Death of a dream

Past few days have witnessed a string of shocking stories of abuse and death, young college and schoolgoing girls at the heart of each. It began on June 25 with the news of the gang rape of a first-year South Calcutta Law College student in Kolkata’s Kasba. She was assaulted by an alumnus and two seniors, all known to her.

Then came the July 13 recovery of Delhi University student Sneha Debanath’s body from the Yamuna. The BA (Mathematics) student had gone missing from Signature Bridge in the Capital before turning up dead by a river. The shock had barely settled when an Odisha college girl, who self-immolated after months of sexual harassment by a professor in a Balasore college, died of 95 per cent burns at AIIMS- Bhubaneswar. This happened on July 15.

On July 19 streamed two more shockers. A 21-year-old Bachelor of Dental Surgery student at a Greater Noida University hanged herself over mental harassment by two teachers she named in a suicide note. They wouldn’t sign her practical sheet and she feared she’d be barred from writing the exams.

The same day in Odisha’s Puri, a minor girl visiting a friend was abducted and set ablaze by three unidentified men. She was airlifted to the AIIMS-New Delhi on Sunday, but has near zero hope for survival.

Unravelling in different parts of the country, these tales of trauma and abuse are strung together by common threads – the death of the dream of great education and even better life, the invisibility of pain and the failure of everything we define as the system.

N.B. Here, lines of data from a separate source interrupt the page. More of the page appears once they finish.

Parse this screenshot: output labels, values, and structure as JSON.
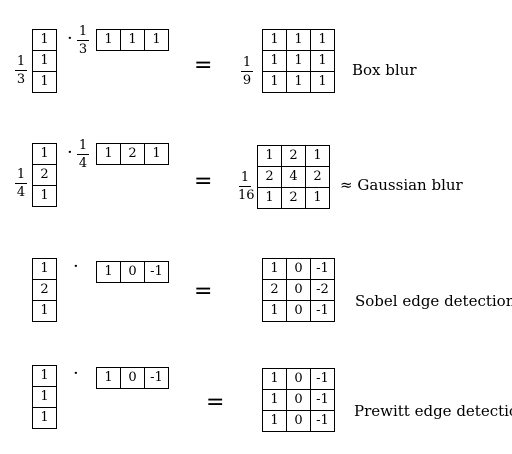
{
  "rows": [
    {
      "col_fraction": {
        "num": "1",
        "den": "3"
      },
      "col_vector": [
        "1",
        "1",
        "1"
      ],
      "dot": "·",
      "row_fraction": {
        "num": "1",
        "den": "3"
      },
      "row_vector": [
        "1",
        "1",
        "1"
      ],
      "equals": "=",
      "result_fraction": {
        "num": "1",
        "den": "9"
      },
      "result_matrix": [
        [
          "1",
          "1",
          "1"
        ],
        [
          "1",
          "1",
          "1"
        ],
        [
          "1",
          "1",
          "1"
        ]
      ],
      "label": "Box blur"
    },
    {
      "col_fraction": {
        "num": "1",
        "den": "4"
      },
      "col_vector": [
        "1",
        "2",
        "1"
      ],
      "dot": "·",
      "row_fraction": {
        "num": "1",
        "den": "4"
      },
      "row_vector": [
        "1",
        "2",
        "1"
      ],
      "equals": "=",
      "result_fraction": {
        "num": "1",
        "den": "16"
      },
      "result_matrix": [
        [
          "1",
          "2",
          "1"
        ],
        [
          "2",
          "4",
          "2"
        ],
        [
          "1",
          "2",
          "1"
        ]
      ],
      "label": "≈ Gaussian blur"
    },
    {
      "col_vector": [
        "1",
        "2",
        "1"
      ],
      "dot": "·",
      "row_vector": [
        "1",
        "0",
        "-1"
      ],
      "equals": "=",
      "result_matrix": [
        [
          "1",
          "0",
          "-1"
        ],
        [
          "2",
          "0",
          "-2"
        ],
        [
          "1",
          "0",
          "-1"
        ]
      ],
      "label": "Sobel edge detection"
    },
    {
      "col_vector": [
        "1",
        "1",
        "1"
      ],
      "dot": "·",
      "row_vector": [
        "1",
        "0",
        "-1"
      ],
      "equals": "=",
      "result_matrix": [
        [
          "1",
          "0",
          "-1"
        ],
        [
          "1",
          "0",
          "-1"
        ],
        [
          "1",
          "0",
          "-1"
        ]
      ],
      "label": "Prewitt edge detection"
    }
  ]
}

Sneha Debanath may have been alive had the Delhi Police deployed everything at its disposal to find her. And no, she was not depressed. Her college principal says she had taken all the exams just a month ago. Her family says she had been creating “once in a lifetime stickers” and caring for strays when she went missing one fine morning.

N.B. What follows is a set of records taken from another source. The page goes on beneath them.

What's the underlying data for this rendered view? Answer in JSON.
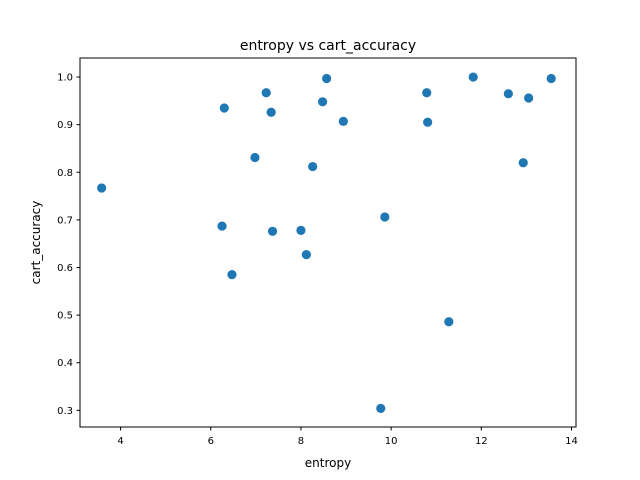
{
  "chart_data": {
    "type": "scatter",
    "title": "entropy vs cart_accuracy",
    "xlabel": "entropy",
    "ylabel": "cart_accuracy",
    "xlim": [
      3.1,
      14.1
    ],
    "ylim": [
      0.265,
      1.04
    ],
    "xticks": [
      4,
      6,
      8,
      10,
      12,
      14
    ],
    "yticks": [
      0.3,
      0.4,
      0.5,
      0.6,
      0.7,
      0.8,
      0.9,
      1.0
    ],
    "xtick_labels": [
      "4",
      "6",
      "8",
      "10",
      "12",
      "14"
    ],
    "ytick_labels": [
      "0.3",
      "0.4",
      "0.5",
      "0.6",
      "0.7",
      "0.8",
      "0.9",
      "1.0"
    ],
    "grid": false,
    "marker_color": "#1f77b4",
    "points": [
      {
        "x": 3.58,
        "y": 0.767
      },
      {
        "x": 6.25,
        "y": 0.687
      },
      {
        "x": 6.3,
        "y": 0.935
      },
      {
        "x": 6.47,
        "y": 0.585
      },
      {
        "x": 6.98,
        "y": 0.831
      },
      {
        "x": 7.23,
        "y": 0.967
      },
      {
        "x": 7.34,
        "y": 0.926
      },
      {
        "x": 7.37,
        "y": 0.676
      },
      {
        "x": 8.0,
        "y": 0.678
      },
      {
        "x": 8.12,
        "y": 0.627
      },
      {
        "x": 8.26,
        "y": 0.812
      },
      {
        "x": 8.48,
        "y": 0.948
      },
      {
        "x": 8.57,
        "y": 0.997
      },
      {
        "x": 8.94,
        "y": 0.907
      },
      {
        "x": 9.77,
        "y": 0.304
      },
      {
        "x": 9.86,
        "y": 0.706
      },
      {
        "x": 10.79,
        "y": 0.967
      },
      {
        "x": 10.81,
        "y": 0.905
      },
      {
        "x": 11.28,
        "y": 0.486
      },
      {
        "x": 11.82,
        "y": 1.0
      },
      {
        "x": 12.6,
        "y": 0.965
      },
      {
        "x": 12.93,
        "y": 0.82
      },
      {
        "x": 13.05,
        "y": 0.956
      },
      {
        "x": 13.55,
        "y": 0.997
      }
    ]
  }
}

The dental surgery student at Greater Noida and the BEd student at a Balasore college had both raised multiple cries for help. These were disbelieved and silenced. Seventy-one out of 100 classmates of the Balasore student judged her and wrote to the college management in defence of the professor she was accusing.

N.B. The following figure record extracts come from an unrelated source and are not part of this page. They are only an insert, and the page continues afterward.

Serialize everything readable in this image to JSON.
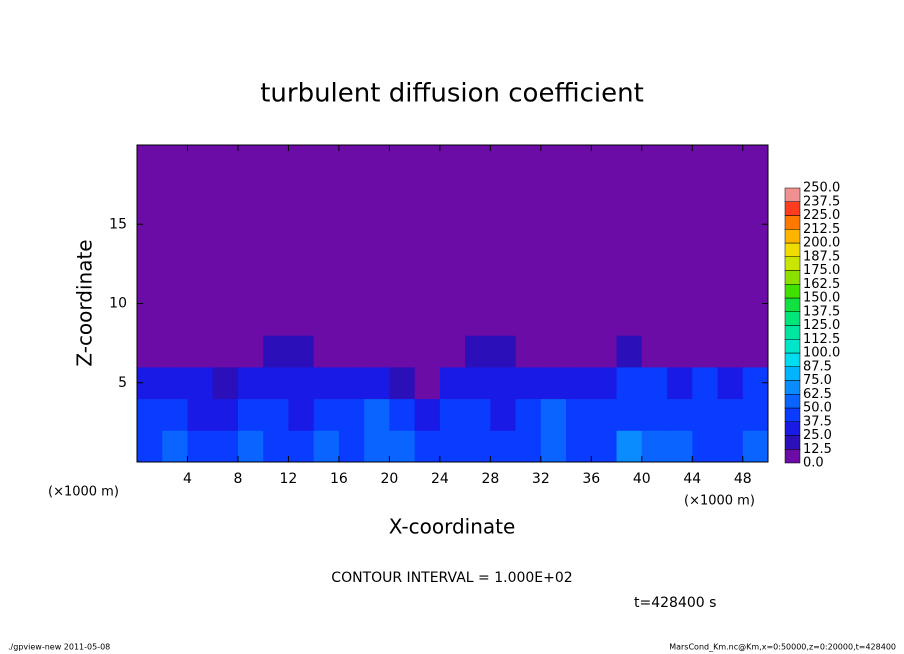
{
  "chart_data": {
    "type": "heatmap",
    "title": "turbulent diffusion coefficient",
    "x_label": "X-coordinate",
    "y_label": "Z-coordinate",
    "x_unit": "(×1000 m)",
    "y_unit": "(×1000 m)",
    "contour_note": "CONTOUR INTERVAL = 1.000E+02",
    "time_note": "t=428400 s",
    "footer_left": "./gpview-new  2011-05-08",
    "footer_right": "MarsCond_Km.nc@Km,x=0:50000,z=0:20000,t=428400",
    "xlim": [
      0,
      50
    ],
    "ylim": [
      0,
      20
    ],
    "xticks": [
      4,
      8,
      12,
      16,
      20,
      24,
      28,
      32,
      36,
      40,
      44,
      48
    ],
    "yticks": [
      5,
      10,
      15
    ],
    "x": [
      1,
      3,
      5,
      7,
      9,
      11,
      13,
      15,
      17,
      19,
      21,
      23,
      25,
      27,
      29,
      31,
      33,
      35,
      37,
      39,
      41,
      43,
      45,
      47,
      49
    ],
    "y": [
      1,
      3,
      5,
      7,
      9,
      11,
      13,
      15,
      17,
      19
    ],
    "z": [
      [
        45,
        50,
        38,
        42,
        55,
        48,
        40,
        50,
        45,
        60,
        52,
        40,
        45,
        48,
        38,
        42,
        60,
        45,
        40,
        70,
        55,
        50,
        45,
        48,
        52
      ],
      [
        40,
        45,
        35,
        30,
        45,
        40,
        35,
        45,
        40,
        55,
        45,
        35,
        40,
        45,
        35,
        38,
        50,
        42,
        40,
        45,
        48,
        42,
        45,
        40,
        42
      ],
      [
        35,
        30,
        25,
        20,
        30,
        35,
        30,
        35,
        30,
        25,
        15,
        10,
        30,
        35,
        30,
        35,
        30,
        25,
        35,
        40,
        38,
        35,
        40,
        35,
        38
      ],
      [
        10,
        5,
        5,
        5,
        5,
        15,
        20,
        10,
        5,
        5,
        5,
        5,
        8,
        15,
        20,
        12,
        5,
        5,
        10,
        15,
        10,
        5,
        5,
        5,
        10
      ],
      [
        10,
        5,
        5,
        5,
        5,
        5,
        5,
        5,
        5,
        5,
        5,
        5,
        5,
        5,
        8,
        5,
        5,
        5,
        5,
        5,
        5,
        5,
        5,
        5,
        5
      ],
      [
        5,
        5,
        5,
        5,
        5,
        5,
        5,
        5,
        5,
        5,
        5,
        5,
        5,
        5,
        5,
        5,
        5,
        5,
        5,
        5,
        5,
        5,
        5,
        5,
        5
      ],
      [
        5,
        5,
        5,
        5,
        5,
        5,
        5,
        5,
        5,
        5,
        5,
        5,
        5,
        5,
        5,
        5,
        5,
        5,
        5,
        5,
        5,
        5,
        5,
        5,
        5
      ],
      [
        5,
        5,
        5,
        5,
        5,
        5,
        5,
        5,
        5,
        5,
        5,
        5,
        5,
        5,
        5,
        5,
        5,
        5,
        5,
        5,
        5,
        5,
        5,
        5,
        5
      ],
      [
        5,
        5,
        5,
        5,
        5,
        5,
        5,
        5,
        5,
        5,
        5,
        5,
        5,
        5,
        5,
        5,
        5,
        5,
        5,
        5,
        5,
        5,
        5,
        5,
        5
      ],
      [
        5,
        5,
        5,
        5,
        5,
        5,
        5,
        5,
        5,
        5,
        5,
        5,
        5,
        5,
        5,
        5,
        5,
        5,
        5,
        5,
        5,
        5,
        5,
        5,
        5
      ]
    ],
    "levels": [
      {
        "value": 0,
        "label": "0.0"
      },
      {
        "value": 12.5,
        "label": "12.5"
      },
      {
        "value": 25,
        "label": "25.0"
      },
      {
        "value": 37.5,
        "label": "37.5"
      },
      {
        "value": 50,
        "label": "50.0"
      },
      {
        "value": 62.5,
        "label": "62.5"
      },
      {
        "value": 75,
        "label": "75.0"
      },
      {
        "value": 87.5,
        "label": "87.5"
      },
      {
        "value": 100,
        "label": "100.0"
      },
      {
        "value": 112.5,
        "label": "112.5"
      },
      {
        "value": 125,
        "label": "125.0"
      },
      {
        "value": 137.5,
        "label": "137.5"
      },
      {
        "value": 150,
        "label": "150.0"
      },
      {
        "value": 162.5,
        "label": "162.5"
      },
      {
        "value": 175,
        "label": "175.0"
      },
      {
        "value": 187.5,
        "label": "187.5"
      },
      {
        "value": 200,
        "label": "200.0"
      },
      {
        "value": 212.5,
        "label": "212.5"
      },
      {
        "value": 225,
        "label": "225.0"
      },
      {
        "value": 237.5,
        "label": "237.5"
      },
      {
        "value": 250,
        "label": "250.0"
      }
    ],
    "colors": [
      "#6b0ca6",
      "#2b0fb9",
      "#1a1ae6",
      "#0a3cff",
      "#0a64ff",
      "#0a8cff",
      "#00b4ff",
      "#00dcf0",
      "#00e6c8",
      "#00e6a0",
      "#00e678",
      "#10e040",
      "#40e000",
      "#8ce000",
      "#c8e600",
      "#f0dc00",
      "#ffb400",
      "#ff7800",
      "#ff3c1e",
      "#f09090"
    ]
  }
}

In Kolkata’s Kasba, the law aspirant knocked at several doors before college seniors brutalised her.

So there was no dearth of efforts on the part of the victims. It was the system that failed.

As tragedies unfold, dreams shatter and homes break, one thing is clear – except for the laws around women’s safety, nothing else has changed.

Criminal law amendments after the horrific December 2012 gangrape in Delhi expanded the scope of sexual assault to include demands for sexual favours. But this law could not save the girl in Odisha. The Prevention of Sexual Harassment at Workplace Act-2013 mandates speedy justice by a free and fair internal complaints committee of the organisation. But this legislation failed the victim in Greater Noida.

Also, while new tragedies pile up, old ones still linger in the shadows. As recently as July 7, the parents of Kolkata’s RG Kar Medical College rape and murder victim were doing the rounds of courts with a prayer to revisit the crime scene. Ideally, the August 2024 case that shook the national conscience and triggered a full-scale political war between the BJP and Bengal’s ruling TMC should have been solved by now. But no. The victim’s parents are even today asking why the Bengal Police and the CBI (which took over the case later) didn’t probe four college students last seen with their daughter.

Across these many stories of pain and anguish – RG Kar and Kasba to Balasore – the only constant is elusive justice. And this won’t change till society changes, till appeals for justice are seen for what they are: desperate cries for help, till we learn not just to hear but also heed, not just to heed but also act.